The girls did not in fact, leave Calais until early September, perhaps because Honor did not want to part with them. She had suffered a terrible disappointment and was in state of some unhappiness. The previous autumn, Honor had fallen pregnant. As she cannot have been less than forty-two, this was probably a matter of great surprise and trepidation, although no doubt of delight as well. By the end of November her condition was common knowledge. On 18th December, Sir John Wallop, Lieutenant of the Castle of Calais and thus a near neighbour, wrote congratulating Lisle, and also saying that it gave him hope as he and his wife had not been married so long as the Lisles and ‘man for man and woman for woman’ were younger.
He then helpfully sent some waters which would help her recovery after the birth. In particular ‘when a woman’s breasts be long, it raiseth them higher and rounder, which, peradventure shall be good for some of your neighbours.’ He hastily adds ‘As for my Lady (Honor) needeth not.’ No doubt Lisle was delighted to know that his colleague admired Honor’s breasts.
Unfortunately, not all was as it seemed. Having spent the spring bargaining for the necessary requisites for childbirth, Honor ‘took her chamber’, that is retired for the birth in June, anticipating delivery within a few weeks. The next we hear is a comforting letter from Hussee, reassuring her that she was not the first woman to mistake her dates, but that if, in fact, there was no pregnancy, she should cease weeping and sorrow, and take comfort in God’s grace.
No more is heard of the pregnancy – no letters of condolence are in the Lisle letters, from which we may infer that all of Honor’s friends were too sensitive to mention it, or that in her grief she destroyed any written mention of it. Unlike Mary I, twenty years later, the phantom pregnancy does not seem to have been a symptom of any underlying illness – Honor lived another thirty-two years after the incident.
The only hint of enduring sorrow comes in a letter from Antoinette de Saueuses (the sister of Mme Riou), who wishes Honor to have her little piece of unicorn horn which was believed to have magical properties, and which Seur Antoinette clearly valued.

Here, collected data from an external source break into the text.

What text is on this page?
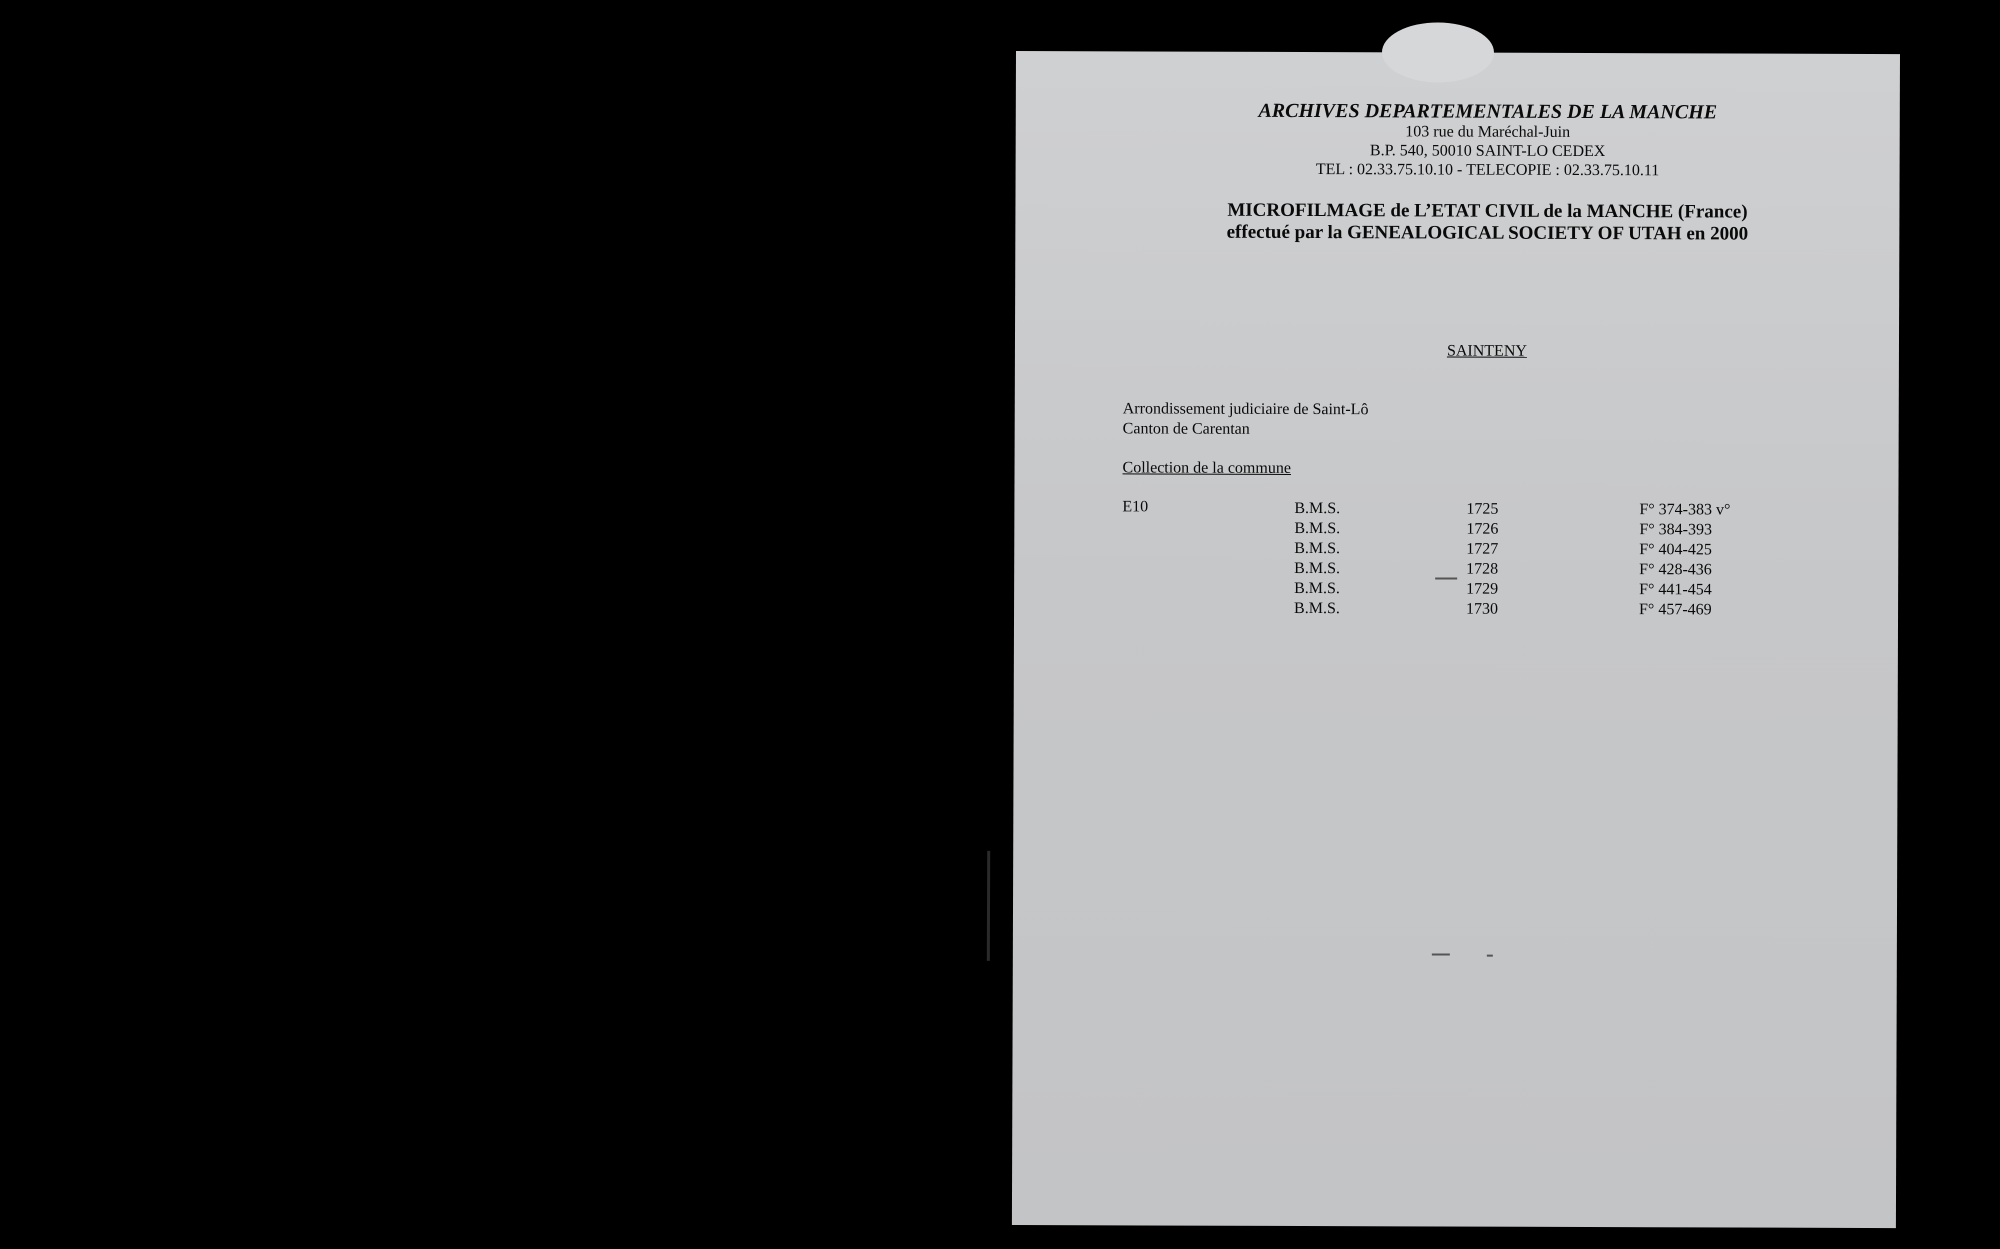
ARCHIVES DEPARTEMENTALES DE LA MANCHE
103 rue du Maréchal-Juin
B.P. 540, 50010 SAINT-LO CEDEX
TEL : 02.33.75.10.10 - TELECOPIE : 02.33.75.10.11
MICROFILMAGE de L’ETAT CIVIL de la MANCHE (France)
effectué par la GENEALOGICAL SOCIETY OF UTAH en 2000
SAINTENY
Arrondissement judiciaire de Saint-Lô
Canton de Carentan
Collection de la commune
E10	B.M.S.	1725	F° 374-383 v°
B.M.S.	1726	F° 384-393
B.M.S.	1727	F° 404-425
B.M.S.	1728	F° 428-436
B.M.S.	1729	F° 441-454
B.M.S.	1730	F° 457-469
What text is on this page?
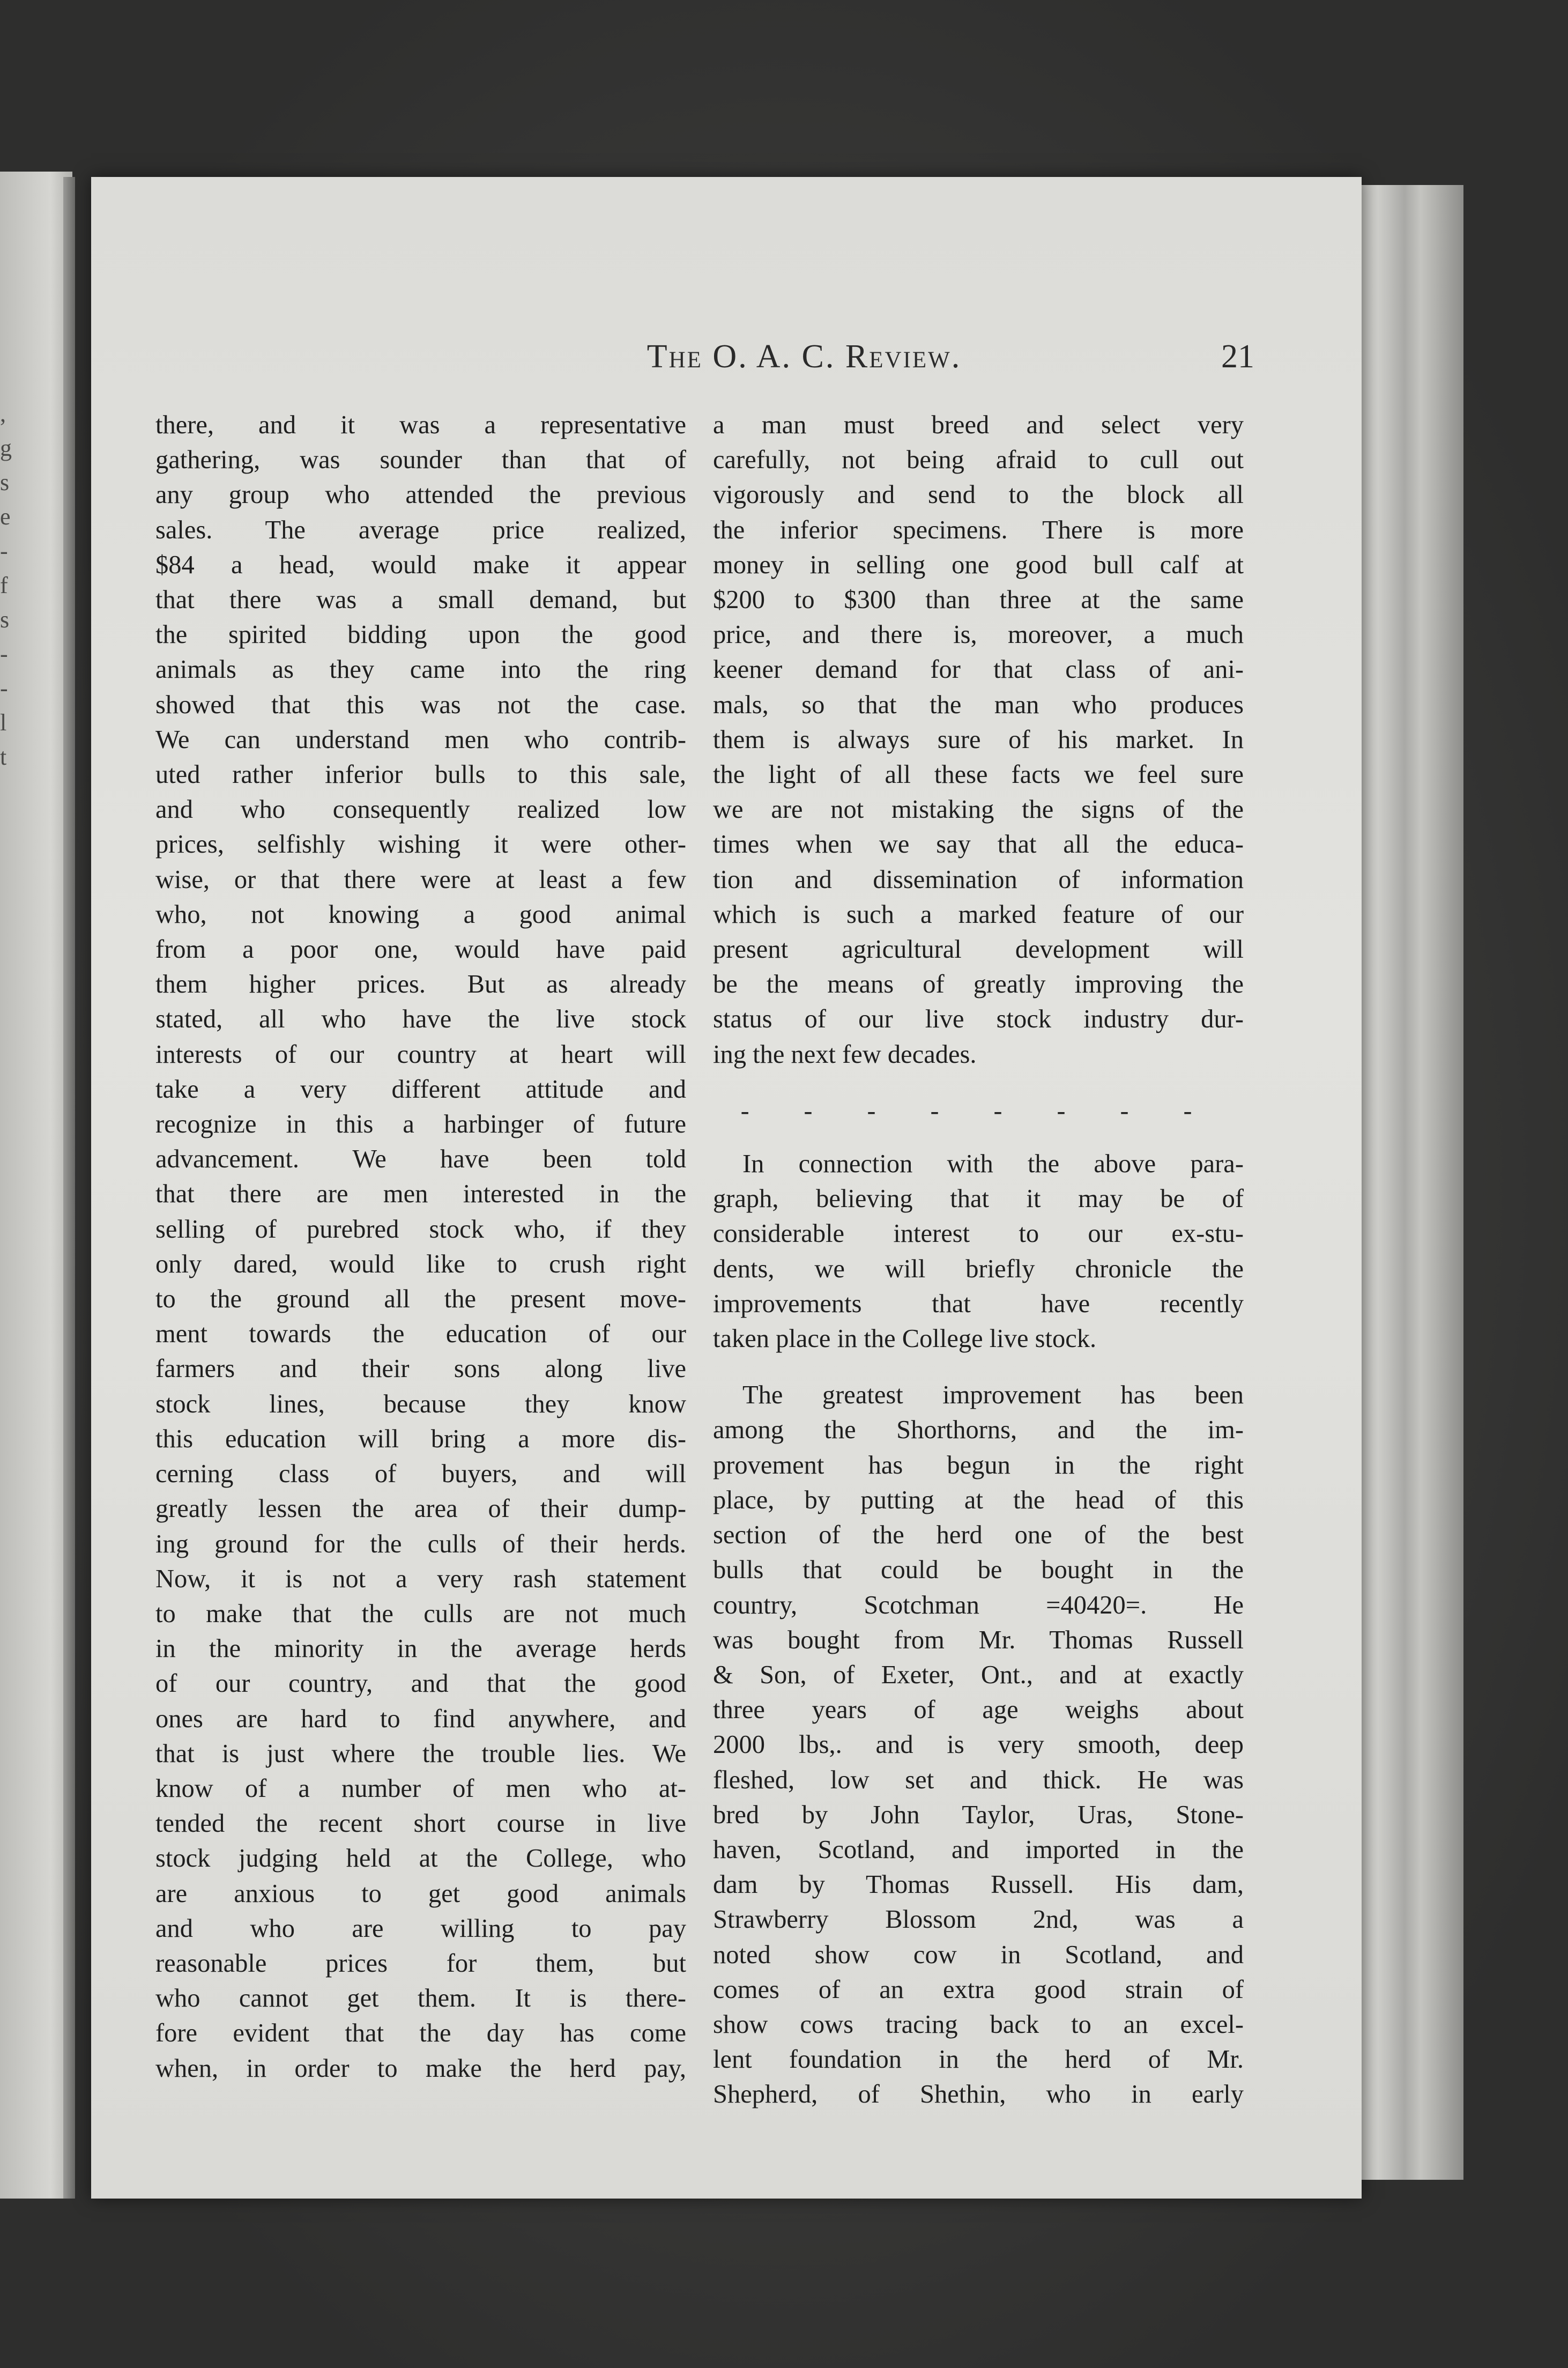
,
g
s
e
-
f
s
-
-
l
t
The O. A. C. Review.	21
there, and it was a representative
gathering, was sounder than that of
any group who attended the previous
sales. The average price realized,
$84 a head, would make it appear
that there was a small demand, but
the spirited bidding upon the good
animals as they came into the ring
showed that this was not the case.
We can understand men who contrib-
uted rather inferior bulls to this sale,
and who consequently realized low
prices, selfishly wishing it were other-
wise, or that there were at least a few
who, not knowing a good animal
from a poor one, would have paid
them higher prices. But as already
stated, all who have the live stock
interests of our country at heart will
take a very different attitude and
recognize in this a harbinger of future
advancement. We have been told
that there are men interested in the
selling of purebred stock who, if they
only dared, would like to crush right
to the ground all the present move-
ment towards the education of our
farmers and their sons along live
stock lines, because they know
this education will bring a more dis-
cerning class of buyers, and will
greatly lessen the area of their dump-
ing ground for the culls of their herds.
Now, it is not a very rash statement
to make that the culls are not much
in the minority in the average herds
of our country, and that the good
ones are hard to find anywhere, and
that is just where the trouble lies. We
know of a number of men who at-
tended the recent short course in live
stock judging held at the College, who
are anxious to get good animals
and who are willing to pay
reasonable prices for them, but
who cannot get them. It is there-
fore evident that the day has come
when, in order to make the herd pay,
a man must breed and select very
carefully, not being afraid to cull out
vigorously and send to the block all
the inferior specimens. There is more
money in selling one good bull calf at
$200 to $300 than three at the same
price, and there is, moreover, a much
keener demand for that class of ani-
mals, so that the man who produces
them is always sure of his market. In
the light of all these facts we feel sure
we are not mistaking the signs of the
times when we say that all the educa-
tion and dissemination of information
which is such a marked feature of our
present agricultural development will
be the means of greatly improving the
status of our live stock industry dur-
ing the next few decades.
- - - - - - - -
In connection with the above para-
graph, believing that it may be of
considerable interest to our ex-stu-
dents, we will briefly chronicle the
improvements that have recently
taken place in the College live stock.
The greatest improvement has been
among the Shorthorns, and the im-
provement has begun in the right
place, by putting at the head of this
section of the herd one of the best
bulls that could be bought in the
country, Scotchman =40420=. He
was bought from Mr. Thomas Russell
& Son, of Exeter, Ont., and at exactly
three years of age weighs about
2000 lbs,. and is very smooth, deep
fleshed, low set and thick. He was
bred by John Taylor, Uras, Stone-
haven, Scotland, and imported in the
dam by Thomas Russell. His dam,
Strawberry Blossom 2nd, was a
noted show cow in Scotland, and
comes of an extra good strain of
show cows tracing back to an excel-
lent foundation in the herd of Mr.
Shepherd, of Shethin, who in early
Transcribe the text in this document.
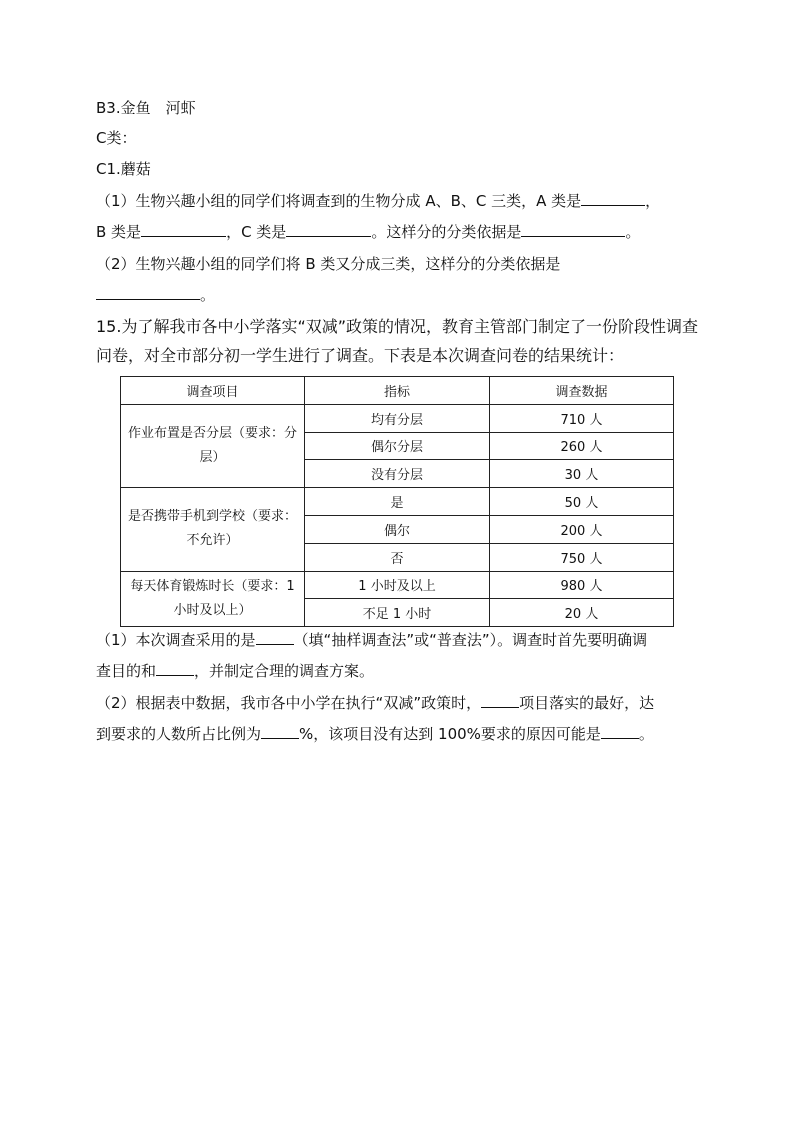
B3.金鱼　河虾
C类：
C1.蘑菇
（1）生物兴趣小组的同学们将调查到的生物分成 A、B、C 三类，A 类是	，
B 类是	，C 类是	。这样分的分类依据是	。
（2）生物兴趣小组的同学们将 B 类又分成三类，这样分的分类依据是
。
15.为了解我市各中小学落实“双减”政策的情况，教育主管部门制定了一份阶段性调查
问卷，对全市部分初一学生进行了调查。下表是本次调查问卷的结果统计：
调查项目	指标	调查数据
作业布置是否分层（要求：分层）	均有分层	710 人
	偶尔分层	260 人
	没有分层	30 人
是否携带手机到学校（要求：不允许）	是	50 人
	偶尔	200 人
	否	750 人
每天体育锻炼时长（要求：1 小时及以上）	1 小时及以上	980 人
	不足 1 小时	20 人
（1）本次调查采用的是	（填“抽样调查法”或“普查法”）。调查时首先要明确调
查目的和	，并制定合理的调查方案。
（2）根据表中数据，我市各中小学在执行“双减”政策时，	项目落实的最好，达
到要求的人数所占比例为	%，该项目没有达到 100%要求的原因可能是	。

Antoinette was clearly a loving soul – she later sent a pair of gloves for Anne that she had worked herself, but warned Honor not to mention their provenance, as she feared that for Anne to receive gloves from a nun might lead her into trouble.
But life had to continue and Katherine and Anne were sent to England. By 17th September, Anne had been appointed, and Katherine received the consolation prize of serving Lady Rutland, with the possibility of going to the Duchess of Suffolk later. Katherine herself expressed a wish to serve the King’s daughter, Lady Mary, which Hussee thought might be possible.
The kind Lady Sussex gave Anne a kirtle and sleeves of crimson damask, and Katherine a gown of taffeta. Anne also received a list of the clothes that the Queen required her to wear, although she was permitted to wear out her current French modes, except in the matter of the hood, which had to be replaced, presumably with one in the English style that covered the hair, as Hussee thought that one of Honor’s old hoods might be serviceable.
Hussee then listed a number of people whom Honor ought to thank, as they had welcomed the girls with ‘right good dishes and good cheer’. Among them was Jane, Lady Dudley, wife of Lisle’s step-son, Sir John.
Within weeks of the Basset girls’ arrival at court, Queen Jane had died in childbed. Anne was retained by Lady Sussex, and the King, who appeared to like her, promised that she would be given a place in the household of any new queen.